Cuma, Nisan 28

Darüşşafaka 81-88 Real Madrid



Blogu yıllar öncesinden takip edenler hatırlar. Eskiden burada maç yazıları eksik olmazdı. Çünkü devamlı maça gidilirdi. Futbol, basketbol, hatta voleybol... Giderdik ve aklımızda kalanları yazardık. Haftada bir tane banko olurdu, bazen ikiye, üçe bile çıkardı. Günde iki maça gittiğim dönemleri hatırlıyorum. Şimdi ise senede bir tane belki oluyor. Bu sezonun maçı da sürpriz bir şekilde Darüşşafaka - Real Madrid oldu.

O kadar uzak kalmışız ki; Daçka'nın hangi salonda oynadığını bile bilmiyordum. Bu sene iç saha maçlarını da pek izlemedim zaten. Bunu da sonradan fark ettim. Zaten toplasan 5-6 tane Daçka maçı izlemişimdir; onlarda da deplasmandaydılar. Ben Ayhan Şahenk'te oynarlar sanıyordum. O nedenle maça da gidesim pek yoktu. Gitme ihtimali ortaya çıkınca biraz çekimser kaldım. Fakat gün boyunca hiçbir yerden "Halı saha maçı yapalım" teklifi gelmeyince; bari değişiklik olsun diye gittik.

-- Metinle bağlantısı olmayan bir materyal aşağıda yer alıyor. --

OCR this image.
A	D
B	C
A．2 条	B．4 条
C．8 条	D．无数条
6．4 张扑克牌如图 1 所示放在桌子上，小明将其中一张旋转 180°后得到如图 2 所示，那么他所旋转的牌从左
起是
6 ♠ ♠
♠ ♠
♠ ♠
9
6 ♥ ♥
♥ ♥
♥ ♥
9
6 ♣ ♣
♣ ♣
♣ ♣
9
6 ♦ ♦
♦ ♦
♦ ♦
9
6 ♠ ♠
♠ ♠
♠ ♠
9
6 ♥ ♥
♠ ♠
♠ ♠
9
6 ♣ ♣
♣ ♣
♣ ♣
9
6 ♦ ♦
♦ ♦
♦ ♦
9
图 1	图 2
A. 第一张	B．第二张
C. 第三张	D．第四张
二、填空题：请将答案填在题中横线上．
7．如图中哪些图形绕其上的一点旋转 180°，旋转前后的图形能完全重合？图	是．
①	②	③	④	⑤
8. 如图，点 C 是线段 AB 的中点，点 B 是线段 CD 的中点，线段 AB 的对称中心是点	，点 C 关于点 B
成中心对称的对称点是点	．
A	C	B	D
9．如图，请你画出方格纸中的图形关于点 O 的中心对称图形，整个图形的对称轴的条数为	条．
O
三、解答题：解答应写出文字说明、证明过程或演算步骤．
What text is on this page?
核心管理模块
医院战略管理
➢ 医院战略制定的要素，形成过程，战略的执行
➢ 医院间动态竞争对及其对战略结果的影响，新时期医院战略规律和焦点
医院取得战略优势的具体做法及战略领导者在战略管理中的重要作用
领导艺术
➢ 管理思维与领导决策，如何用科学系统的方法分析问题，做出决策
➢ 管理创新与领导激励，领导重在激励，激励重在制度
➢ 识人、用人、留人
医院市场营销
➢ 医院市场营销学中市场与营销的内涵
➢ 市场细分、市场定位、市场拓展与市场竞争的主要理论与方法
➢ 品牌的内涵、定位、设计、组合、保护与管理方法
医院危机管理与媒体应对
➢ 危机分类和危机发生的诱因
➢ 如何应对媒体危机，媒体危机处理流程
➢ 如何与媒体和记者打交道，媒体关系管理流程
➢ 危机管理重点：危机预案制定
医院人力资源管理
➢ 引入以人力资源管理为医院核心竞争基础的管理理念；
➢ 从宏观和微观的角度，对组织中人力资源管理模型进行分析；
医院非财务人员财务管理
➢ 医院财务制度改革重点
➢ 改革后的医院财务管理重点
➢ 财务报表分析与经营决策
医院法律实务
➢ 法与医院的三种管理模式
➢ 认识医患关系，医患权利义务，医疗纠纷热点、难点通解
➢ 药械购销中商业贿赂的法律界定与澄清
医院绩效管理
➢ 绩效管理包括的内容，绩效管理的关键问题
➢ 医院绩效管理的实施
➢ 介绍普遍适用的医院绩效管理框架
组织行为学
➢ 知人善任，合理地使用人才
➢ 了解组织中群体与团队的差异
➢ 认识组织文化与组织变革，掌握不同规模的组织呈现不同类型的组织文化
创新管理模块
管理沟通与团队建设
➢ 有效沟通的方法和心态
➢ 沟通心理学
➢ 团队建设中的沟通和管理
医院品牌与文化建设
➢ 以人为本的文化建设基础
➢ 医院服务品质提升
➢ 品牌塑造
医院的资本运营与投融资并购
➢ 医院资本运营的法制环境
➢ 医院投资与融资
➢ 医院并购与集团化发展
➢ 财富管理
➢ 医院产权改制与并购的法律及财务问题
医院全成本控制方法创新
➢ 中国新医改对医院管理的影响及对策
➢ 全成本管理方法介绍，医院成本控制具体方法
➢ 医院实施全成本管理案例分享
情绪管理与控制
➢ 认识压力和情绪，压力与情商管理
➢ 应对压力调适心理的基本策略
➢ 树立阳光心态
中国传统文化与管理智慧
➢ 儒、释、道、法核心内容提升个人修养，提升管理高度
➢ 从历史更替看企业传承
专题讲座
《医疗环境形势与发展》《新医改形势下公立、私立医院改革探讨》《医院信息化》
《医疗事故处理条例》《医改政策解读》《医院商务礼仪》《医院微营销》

Gittiğimiz yer; Wolkswagen Arena şahane bir yermiş. Bugüne kadar İstanbul'da birçok salona gittim. Abdi İpekçi'yi çok severim ama köfte ekmek satan adam bulmak bile zordur bazı günlerde. Ülker Arena adamı bitirir, Sinan Erdem ve Ahmet Cömert iyidir güzeldir ama hayata küstürür, Ayhan Şahenk maç başlayana kadar depresyona sokar. Burası ise öyle değil. Maç öncesi yaşayan, nefes aldıran bir platform var. En azından TT Arena'dan daha güzel... İnsan maça gitmekten korkmaz bu sayede. Hatta insan bir yerden sonra, "O zaman bundan sonra daha sık gelelim" diye düşünüyor ama Darüşşafaka-Euroleague-Doğuş arasında yaşanan ayrılıklar silsilesi bizim düşüncemizi filizlenmeden bitiriyor.

Darüşşafaka'nın Doğuş olarak çıktığı son maçları izliyoruz. Siz bu satırları okuduğunuzda belki de Euroleague defteri kapanmış olacak. İnsanın Euroleague'den soğuma nedenlerinden biridir bu. Darüşşafaka'nın lige dahil olması da başlı başına bir sıkıntıydı zaten. Ligden çıkmasına lafım yok ama ligden çıkınca yine eski vasat günlerine dönecek olması da üzücü. Bu kadar çok değişimin yaşandığı bir branşta ve bu kadar kafaya göre plan yapılan bir organizasyonda biz nasıl takipçi olacağız ki?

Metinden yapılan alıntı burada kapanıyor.